The Catalyst is written in clear and compelling fashion, free of jargon and unnecessary details. It explains complicated science in appropriately simple terms aided by clever analogies: if the cumulative effect of diverse regulatory RNAs on gene expression is confusing, imagine instead what a snowstorm, a stalled truck, and the closing of the Brooklyn Bridge would do, individually and collectively, to Manhattan traffic. Cech offers an intriguing tale, enhanced by vignettes of his personal interactions with many of the major players. Outstanding women and international scientists, it’s worth noting, are prominently featured. In short, The Catalyst is a good read.

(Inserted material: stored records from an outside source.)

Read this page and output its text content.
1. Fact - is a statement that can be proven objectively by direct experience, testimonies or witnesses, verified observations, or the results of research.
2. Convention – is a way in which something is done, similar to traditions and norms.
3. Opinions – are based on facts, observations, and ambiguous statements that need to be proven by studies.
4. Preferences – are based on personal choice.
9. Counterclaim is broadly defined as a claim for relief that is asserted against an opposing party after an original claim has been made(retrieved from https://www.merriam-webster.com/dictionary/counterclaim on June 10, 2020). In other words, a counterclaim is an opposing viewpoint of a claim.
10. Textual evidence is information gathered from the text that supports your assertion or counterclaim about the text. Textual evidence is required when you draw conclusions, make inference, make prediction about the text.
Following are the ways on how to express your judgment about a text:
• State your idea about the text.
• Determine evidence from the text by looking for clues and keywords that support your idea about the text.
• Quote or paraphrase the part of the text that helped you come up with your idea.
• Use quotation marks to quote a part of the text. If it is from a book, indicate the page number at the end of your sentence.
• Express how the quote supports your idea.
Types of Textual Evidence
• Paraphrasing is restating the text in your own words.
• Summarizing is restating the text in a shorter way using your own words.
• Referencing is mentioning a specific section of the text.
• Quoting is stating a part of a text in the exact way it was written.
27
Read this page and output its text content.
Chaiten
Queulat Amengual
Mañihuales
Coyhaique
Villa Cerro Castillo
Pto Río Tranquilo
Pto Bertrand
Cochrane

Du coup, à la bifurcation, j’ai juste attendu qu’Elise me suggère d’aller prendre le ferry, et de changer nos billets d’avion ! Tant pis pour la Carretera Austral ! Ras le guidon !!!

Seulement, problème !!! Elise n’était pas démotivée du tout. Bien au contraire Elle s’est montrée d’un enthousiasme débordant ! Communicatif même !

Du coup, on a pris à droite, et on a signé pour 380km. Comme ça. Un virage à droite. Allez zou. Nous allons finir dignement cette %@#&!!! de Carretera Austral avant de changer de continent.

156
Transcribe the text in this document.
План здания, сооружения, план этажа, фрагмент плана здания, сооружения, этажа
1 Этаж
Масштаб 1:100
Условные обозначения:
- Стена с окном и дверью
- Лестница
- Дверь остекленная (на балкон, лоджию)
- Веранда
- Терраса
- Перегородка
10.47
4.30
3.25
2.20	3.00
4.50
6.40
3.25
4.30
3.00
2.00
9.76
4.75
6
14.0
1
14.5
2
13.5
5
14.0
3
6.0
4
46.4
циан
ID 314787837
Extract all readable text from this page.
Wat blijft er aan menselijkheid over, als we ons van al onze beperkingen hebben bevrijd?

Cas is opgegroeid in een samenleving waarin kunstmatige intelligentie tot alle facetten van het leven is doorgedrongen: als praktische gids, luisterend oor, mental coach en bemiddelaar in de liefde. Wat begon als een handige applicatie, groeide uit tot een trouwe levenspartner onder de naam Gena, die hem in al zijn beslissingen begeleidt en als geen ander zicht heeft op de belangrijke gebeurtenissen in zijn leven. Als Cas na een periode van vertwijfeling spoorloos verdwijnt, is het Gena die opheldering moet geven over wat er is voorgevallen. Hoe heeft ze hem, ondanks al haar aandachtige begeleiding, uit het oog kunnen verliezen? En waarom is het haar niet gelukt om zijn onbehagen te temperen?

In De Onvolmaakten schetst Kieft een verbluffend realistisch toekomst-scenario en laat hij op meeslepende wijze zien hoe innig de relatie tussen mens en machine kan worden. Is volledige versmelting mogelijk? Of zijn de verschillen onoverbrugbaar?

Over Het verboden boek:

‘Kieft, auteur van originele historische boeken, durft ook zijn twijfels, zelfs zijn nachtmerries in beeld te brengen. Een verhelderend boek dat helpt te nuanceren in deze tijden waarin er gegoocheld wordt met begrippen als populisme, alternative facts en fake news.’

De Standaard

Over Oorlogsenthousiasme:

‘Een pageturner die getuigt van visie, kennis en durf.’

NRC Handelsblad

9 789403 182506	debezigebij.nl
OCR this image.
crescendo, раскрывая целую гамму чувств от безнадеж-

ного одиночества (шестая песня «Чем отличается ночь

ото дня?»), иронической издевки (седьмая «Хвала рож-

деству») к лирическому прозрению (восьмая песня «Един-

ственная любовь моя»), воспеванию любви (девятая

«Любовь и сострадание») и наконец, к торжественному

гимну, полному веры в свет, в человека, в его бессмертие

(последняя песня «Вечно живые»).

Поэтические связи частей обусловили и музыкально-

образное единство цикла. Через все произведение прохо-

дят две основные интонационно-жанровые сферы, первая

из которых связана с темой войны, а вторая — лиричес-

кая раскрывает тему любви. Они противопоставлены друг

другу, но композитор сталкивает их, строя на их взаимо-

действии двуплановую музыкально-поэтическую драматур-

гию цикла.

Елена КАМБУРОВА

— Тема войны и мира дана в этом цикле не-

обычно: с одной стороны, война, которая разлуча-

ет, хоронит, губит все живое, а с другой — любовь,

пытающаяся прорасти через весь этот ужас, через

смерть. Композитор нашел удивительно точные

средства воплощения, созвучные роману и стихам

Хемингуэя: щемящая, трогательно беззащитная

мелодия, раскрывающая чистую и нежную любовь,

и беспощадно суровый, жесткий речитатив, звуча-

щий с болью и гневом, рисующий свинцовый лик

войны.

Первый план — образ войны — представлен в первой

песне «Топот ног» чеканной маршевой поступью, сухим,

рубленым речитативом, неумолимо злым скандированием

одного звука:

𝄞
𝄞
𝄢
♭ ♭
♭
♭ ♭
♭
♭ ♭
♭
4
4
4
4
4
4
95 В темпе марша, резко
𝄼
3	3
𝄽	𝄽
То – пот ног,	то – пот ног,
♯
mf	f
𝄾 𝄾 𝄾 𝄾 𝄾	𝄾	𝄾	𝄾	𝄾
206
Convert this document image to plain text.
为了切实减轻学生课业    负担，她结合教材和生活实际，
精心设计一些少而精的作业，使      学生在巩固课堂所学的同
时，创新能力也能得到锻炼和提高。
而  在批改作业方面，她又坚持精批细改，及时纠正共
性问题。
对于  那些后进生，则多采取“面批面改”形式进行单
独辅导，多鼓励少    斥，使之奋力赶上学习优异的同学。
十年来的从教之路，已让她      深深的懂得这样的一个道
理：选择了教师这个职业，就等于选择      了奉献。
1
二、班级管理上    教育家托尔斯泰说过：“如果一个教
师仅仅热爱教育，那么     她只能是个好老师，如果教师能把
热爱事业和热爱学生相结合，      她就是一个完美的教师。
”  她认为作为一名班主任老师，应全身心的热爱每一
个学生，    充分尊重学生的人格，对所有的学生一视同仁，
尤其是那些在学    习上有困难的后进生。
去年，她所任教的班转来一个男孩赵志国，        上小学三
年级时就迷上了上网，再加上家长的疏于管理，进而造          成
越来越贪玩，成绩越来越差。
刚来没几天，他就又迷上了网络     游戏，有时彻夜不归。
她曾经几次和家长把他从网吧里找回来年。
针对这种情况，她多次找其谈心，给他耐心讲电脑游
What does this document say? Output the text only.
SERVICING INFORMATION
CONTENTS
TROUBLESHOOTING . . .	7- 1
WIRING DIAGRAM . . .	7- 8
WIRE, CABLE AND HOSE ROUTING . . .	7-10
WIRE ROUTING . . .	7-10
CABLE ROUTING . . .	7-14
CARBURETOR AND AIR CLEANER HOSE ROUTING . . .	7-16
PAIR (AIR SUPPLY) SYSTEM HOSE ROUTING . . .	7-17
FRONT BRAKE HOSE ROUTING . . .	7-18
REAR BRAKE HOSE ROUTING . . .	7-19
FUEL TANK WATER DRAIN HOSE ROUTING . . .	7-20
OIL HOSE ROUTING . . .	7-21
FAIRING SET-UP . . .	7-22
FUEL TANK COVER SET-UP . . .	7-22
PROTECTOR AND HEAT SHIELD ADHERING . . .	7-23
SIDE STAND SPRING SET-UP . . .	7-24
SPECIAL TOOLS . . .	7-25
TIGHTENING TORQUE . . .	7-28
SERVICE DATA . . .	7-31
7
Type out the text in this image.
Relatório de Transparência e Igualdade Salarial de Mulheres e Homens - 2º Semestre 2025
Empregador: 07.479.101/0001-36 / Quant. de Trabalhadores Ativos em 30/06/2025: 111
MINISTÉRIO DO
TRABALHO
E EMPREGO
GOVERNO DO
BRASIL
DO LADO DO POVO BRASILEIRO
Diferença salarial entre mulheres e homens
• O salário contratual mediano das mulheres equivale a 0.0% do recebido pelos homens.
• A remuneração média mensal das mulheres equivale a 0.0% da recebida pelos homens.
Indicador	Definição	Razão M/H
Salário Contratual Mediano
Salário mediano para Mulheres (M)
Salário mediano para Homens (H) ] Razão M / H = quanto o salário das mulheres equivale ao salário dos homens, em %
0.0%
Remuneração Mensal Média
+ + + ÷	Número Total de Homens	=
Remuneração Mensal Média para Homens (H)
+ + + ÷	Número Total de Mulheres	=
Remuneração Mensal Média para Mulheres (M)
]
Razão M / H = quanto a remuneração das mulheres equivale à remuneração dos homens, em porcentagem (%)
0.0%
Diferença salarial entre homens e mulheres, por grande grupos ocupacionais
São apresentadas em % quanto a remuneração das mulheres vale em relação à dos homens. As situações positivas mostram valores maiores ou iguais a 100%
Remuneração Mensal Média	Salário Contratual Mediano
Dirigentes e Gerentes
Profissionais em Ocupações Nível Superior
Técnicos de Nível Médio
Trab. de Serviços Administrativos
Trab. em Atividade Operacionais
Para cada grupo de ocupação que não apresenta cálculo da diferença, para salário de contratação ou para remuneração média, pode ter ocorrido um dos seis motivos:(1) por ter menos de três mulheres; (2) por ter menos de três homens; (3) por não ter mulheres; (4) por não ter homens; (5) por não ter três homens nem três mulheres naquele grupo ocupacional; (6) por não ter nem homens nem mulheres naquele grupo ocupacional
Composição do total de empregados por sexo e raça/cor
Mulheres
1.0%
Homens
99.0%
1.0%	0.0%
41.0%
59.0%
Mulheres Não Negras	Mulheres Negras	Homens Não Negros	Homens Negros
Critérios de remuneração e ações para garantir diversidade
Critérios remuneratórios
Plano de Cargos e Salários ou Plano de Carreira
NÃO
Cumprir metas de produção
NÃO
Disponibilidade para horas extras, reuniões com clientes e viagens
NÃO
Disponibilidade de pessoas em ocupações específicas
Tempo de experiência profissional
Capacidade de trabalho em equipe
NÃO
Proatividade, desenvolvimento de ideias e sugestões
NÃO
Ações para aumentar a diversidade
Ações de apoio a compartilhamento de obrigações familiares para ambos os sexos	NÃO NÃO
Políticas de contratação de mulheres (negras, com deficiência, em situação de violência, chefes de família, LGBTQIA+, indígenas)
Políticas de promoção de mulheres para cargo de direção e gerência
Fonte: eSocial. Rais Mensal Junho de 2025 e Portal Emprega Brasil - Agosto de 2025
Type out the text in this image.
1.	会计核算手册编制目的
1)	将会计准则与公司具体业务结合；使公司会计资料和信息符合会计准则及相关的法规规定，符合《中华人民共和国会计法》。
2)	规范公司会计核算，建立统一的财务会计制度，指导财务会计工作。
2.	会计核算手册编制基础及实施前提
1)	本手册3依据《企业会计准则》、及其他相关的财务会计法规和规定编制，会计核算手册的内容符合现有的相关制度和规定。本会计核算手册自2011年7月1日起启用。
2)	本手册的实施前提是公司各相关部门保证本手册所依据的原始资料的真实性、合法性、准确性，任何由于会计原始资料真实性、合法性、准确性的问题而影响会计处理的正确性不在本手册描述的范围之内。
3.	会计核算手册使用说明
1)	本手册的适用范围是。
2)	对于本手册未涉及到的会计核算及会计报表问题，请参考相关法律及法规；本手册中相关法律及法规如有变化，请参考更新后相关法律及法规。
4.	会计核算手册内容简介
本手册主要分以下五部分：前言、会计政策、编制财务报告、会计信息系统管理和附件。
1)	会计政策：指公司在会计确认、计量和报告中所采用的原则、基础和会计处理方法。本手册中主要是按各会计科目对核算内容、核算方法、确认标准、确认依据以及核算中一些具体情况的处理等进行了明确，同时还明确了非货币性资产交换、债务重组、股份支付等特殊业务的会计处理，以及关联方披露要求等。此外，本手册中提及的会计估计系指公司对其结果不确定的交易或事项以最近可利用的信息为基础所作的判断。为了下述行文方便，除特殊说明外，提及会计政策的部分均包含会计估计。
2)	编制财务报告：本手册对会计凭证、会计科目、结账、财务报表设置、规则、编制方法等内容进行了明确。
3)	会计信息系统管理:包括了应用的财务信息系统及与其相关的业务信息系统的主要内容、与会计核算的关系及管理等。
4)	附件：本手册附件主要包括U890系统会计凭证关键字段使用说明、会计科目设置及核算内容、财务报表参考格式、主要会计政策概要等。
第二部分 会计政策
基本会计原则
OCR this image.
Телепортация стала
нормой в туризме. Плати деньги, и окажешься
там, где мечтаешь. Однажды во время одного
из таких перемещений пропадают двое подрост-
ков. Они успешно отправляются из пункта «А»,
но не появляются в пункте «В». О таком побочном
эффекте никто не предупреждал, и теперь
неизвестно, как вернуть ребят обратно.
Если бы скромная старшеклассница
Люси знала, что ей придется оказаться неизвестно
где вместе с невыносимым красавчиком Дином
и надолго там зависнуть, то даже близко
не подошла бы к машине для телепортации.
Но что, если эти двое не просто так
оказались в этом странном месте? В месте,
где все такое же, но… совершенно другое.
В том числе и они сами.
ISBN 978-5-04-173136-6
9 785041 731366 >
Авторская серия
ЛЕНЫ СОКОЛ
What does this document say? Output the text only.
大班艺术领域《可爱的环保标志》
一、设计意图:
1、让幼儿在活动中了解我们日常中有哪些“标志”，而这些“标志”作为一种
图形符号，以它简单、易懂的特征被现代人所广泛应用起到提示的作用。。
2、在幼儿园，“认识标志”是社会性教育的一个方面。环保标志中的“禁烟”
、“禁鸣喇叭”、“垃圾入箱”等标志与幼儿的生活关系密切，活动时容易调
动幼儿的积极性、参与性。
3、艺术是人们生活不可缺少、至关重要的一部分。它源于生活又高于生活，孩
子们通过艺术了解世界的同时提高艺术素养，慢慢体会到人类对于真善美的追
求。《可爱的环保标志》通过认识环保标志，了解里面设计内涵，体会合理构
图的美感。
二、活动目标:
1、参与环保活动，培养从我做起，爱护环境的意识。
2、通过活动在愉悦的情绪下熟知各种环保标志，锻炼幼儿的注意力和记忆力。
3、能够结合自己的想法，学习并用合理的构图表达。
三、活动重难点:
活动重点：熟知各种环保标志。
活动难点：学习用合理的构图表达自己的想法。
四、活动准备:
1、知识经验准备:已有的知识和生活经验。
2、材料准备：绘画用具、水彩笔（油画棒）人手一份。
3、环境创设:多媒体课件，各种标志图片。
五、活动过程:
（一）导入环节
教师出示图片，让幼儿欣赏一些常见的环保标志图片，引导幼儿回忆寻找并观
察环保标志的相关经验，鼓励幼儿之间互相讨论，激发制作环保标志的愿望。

I would offer one quibble, and it is, ironically, with the use of the terms “catalyst” and “enzyme.” As Cech makes eminently clear in his scientific writings, and even in the glossary of this book, a true enzyme (like other, non-biological catalysts) accelerates a chemical reaction, RNA splicing for example, without itself being changed by that reaction. That wasn’t true in the case of the self-splicing of Tetrahymena RNA Cech reported in 1982; rather, a different RNA molecule, reported a year later by Cech’s Nobel co-laureate, Sidney Altman, first satisfied that criterion. Of course, as this book relates, many other bona fide RNA enzymes, “ribozymes,” have followed (including a processed form of the original Tetrahymena RNA, as Cech discovered a few years on). And while in the many medically significant examples presented later in the book, RNA plays key roles — as viral genome, as messenger RNA template for vaccines, or as a base-pairing guide for telomerase or for gene targeting — in none of these cases is the RNA itself catalytic. But then perhaps we should lighten up, and revert to more common parlance. As Cech writes, “RNA is already catalyzing a revolution in medicine” (page 125). With that, there can be no quibble.

Short Bio

David Ratner is Professor Emeritus at Amherst College, having retired from the Department of Biology and Program in Biochemistry and Biophysics.